With cases soaring in the United States and elsewhere, the Covid-19 pandemic is nowhere near its end—but with three vaccines reporting trial data and two apparently nearing approval by the US Food and Drug Administration, it may be reaching a pivot point. In what feels like a moment of drawing breath and taking stock, international researchers are turning their attention from the present back to the start of the pandemic, aiming to untangle its origin and asking what lessons can be learned to keep this from happening again.
Two efforts are happening in parallel. On November 5, the World Health Organization quietly published the rules of engagement for a long-planned and months-delayed mission that creates a multinational team of researchers who will pursue how the virus leaped species. Meanwhile, last week, a commission created by The Lancet and headed by the economist and policy expert Jeffrey Sachs announced the formation of its own international effort, a task force of 12 experts from nine countries who will undertake similar tasks.
Both groups will face the same complex problems. It has been approximately a year since the first cases of a pneumonia of unknown origin appeared in Wuhan, China, and about 11 months since the pneumonia’s cause was identified as a novel coronavirus, probably originating in bats. The experts will have to retrace a chain of transmission—one or multiple leaps of the virus from the animal world into humans—using interviews, stored biological samples, lab assays, environmental surveys, genomic data, and the thousands of papers published since the pandemic began, all while following a trail that may have gone cold.
The point is not to look for patient zero, the first person infected—or even a hypothetical bat zero, the single animal from which the novel virus jumped. It’s likely neither of those will ever be found. The goal instead is to elucidate the ecosystem—physical, but also viral—in which the spillover happened and ask what could make it likely to happen again.
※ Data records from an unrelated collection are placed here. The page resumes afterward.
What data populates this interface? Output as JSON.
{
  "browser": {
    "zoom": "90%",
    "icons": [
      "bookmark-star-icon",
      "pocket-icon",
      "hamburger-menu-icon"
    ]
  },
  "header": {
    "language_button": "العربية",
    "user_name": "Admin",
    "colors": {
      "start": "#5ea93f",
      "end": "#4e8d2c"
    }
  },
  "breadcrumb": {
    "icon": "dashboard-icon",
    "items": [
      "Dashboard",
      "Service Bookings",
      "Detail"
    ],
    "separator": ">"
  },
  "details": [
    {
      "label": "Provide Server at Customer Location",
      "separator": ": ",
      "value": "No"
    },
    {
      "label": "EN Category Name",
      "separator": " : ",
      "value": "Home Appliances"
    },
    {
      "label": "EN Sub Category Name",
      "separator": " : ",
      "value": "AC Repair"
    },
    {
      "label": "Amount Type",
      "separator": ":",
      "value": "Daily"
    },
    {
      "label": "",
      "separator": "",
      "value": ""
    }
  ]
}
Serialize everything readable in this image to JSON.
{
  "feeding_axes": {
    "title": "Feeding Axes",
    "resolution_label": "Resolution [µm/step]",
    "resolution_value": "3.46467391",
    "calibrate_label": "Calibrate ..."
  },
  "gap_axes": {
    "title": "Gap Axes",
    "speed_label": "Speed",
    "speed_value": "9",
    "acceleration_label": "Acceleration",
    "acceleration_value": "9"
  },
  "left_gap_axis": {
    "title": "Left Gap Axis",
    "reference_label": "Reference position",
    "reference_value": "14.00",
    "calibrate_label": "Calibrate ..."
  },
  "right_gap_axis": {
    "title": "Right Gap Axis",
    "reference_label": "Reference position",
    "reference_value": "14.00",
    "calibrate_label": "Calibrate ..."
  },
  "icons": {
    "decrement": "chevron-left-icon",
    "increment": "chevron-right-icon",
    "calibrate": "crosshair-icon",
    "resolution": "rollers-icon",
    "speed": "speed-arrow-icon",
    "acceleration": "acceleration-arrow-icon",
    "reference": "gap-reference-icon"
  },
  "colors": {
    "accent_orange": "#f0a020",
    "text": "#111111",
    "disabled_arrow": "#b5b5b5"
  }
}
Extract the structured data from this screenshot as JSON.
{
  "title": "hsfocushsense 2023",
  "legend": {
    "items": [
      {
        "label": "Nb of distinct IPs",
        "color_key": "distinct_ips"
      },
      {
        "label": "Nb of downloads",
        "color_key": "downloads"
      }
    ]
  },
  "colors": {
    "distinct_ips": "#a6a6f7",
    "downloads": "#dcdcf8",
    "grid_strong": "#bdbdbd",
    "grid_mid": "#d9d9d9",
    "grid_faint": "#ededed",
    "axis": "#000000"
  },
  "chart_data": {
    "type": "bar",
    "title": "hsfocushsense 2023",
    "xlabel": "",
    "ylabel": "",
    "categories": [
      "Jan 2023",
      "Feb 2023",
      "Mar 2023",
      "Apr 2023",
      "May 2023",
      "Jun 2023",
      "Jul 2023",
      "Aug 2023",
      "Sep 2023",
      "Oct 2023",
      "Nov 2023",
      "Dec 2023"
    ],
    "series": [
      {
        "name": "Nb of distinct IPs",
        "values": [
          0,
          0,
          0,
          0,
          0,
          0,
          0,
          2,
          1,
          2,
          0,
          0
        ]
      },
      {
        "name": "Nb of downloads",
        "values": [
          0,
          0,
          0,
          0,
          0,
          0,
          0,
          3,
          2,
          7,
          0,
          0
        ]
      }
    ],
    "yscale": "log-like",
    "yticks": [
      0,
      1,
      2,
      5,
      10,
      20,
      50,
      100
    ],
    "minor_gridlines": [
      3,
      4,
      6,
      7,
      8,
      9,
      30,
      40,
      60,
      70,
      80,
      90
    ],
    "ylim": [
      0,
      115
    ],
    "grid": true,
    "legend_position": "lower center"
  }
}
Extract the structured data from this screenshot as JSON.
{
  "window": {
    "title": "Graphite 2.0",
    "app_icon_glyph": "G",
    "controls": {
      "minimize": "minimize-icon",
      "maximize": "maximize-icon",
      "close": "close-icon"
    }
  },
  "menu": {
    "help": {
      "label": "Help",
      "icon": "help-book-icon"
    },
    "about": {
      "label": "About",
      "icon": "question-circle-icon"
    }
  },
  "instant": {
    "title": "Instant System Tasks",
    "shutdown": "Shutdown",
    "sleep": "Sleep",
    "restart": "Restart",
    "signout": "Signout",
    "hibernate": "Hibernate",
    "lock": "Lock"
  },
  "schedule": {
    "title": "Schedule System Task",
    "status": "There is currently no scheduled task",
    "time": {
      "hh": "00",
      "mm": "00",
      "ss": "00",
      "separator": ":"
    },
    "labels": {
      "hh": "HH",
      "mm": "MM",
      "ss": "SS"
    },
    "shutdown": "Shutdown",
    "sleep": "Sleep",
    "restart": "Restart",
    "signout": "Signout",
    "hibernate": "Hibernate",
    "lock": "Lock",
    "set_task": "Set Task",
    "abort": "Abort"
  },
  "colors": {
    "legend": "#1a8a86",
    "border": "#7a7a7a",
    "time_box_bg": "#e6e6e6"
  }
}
“This is not a simple case of going to a market and picking up samples and testing,” says Peter Daszak, the president of the nonprofit research organization EcoHealth Alliance, who leads the Lancet commission task force. “This is about what’s been changing on the ground in the region, in terms of the ecology of viruses and the social science of contact with wildlife—going back to SARS—and asking what research was done that could have been used to protect us, and was done or was not.”
The effort isn’t going to resemble movie-style moonsuit-clad narratives of disease detection, Daszak says—not least because, as of now, the teams still can’t travel to China. And, intellectually, it won’t proceed like them, either.
“There’s a disconnect between what the public thinks goes on in missions like this and what can be done,” he says. “There’s an expectation of holding up a magnifying glass and finding the smoking gun, a criminal law approach. But we’re never going to be beyond a reasonable doubt with the origins of Covid. Science doesn’t work like that. Science works on the civil law approach: Where does the preponderance of evidence fit?”
Sachs, who chose Daszak to chair the task force, agrees. The goal, he wrote by email, is not “a forensic investigation … It is a scientific assessment.”
“The team will review the global literature comprehensively and from multiple perspectives (ecology, virology, public health practices), and will do its best to engage with China’s public health leaders and scientists,” he said. “The team will also invite inputs from those who would like to submit information or who have advanced particular theories or possibilities about the origins of SARS-CoV-2.”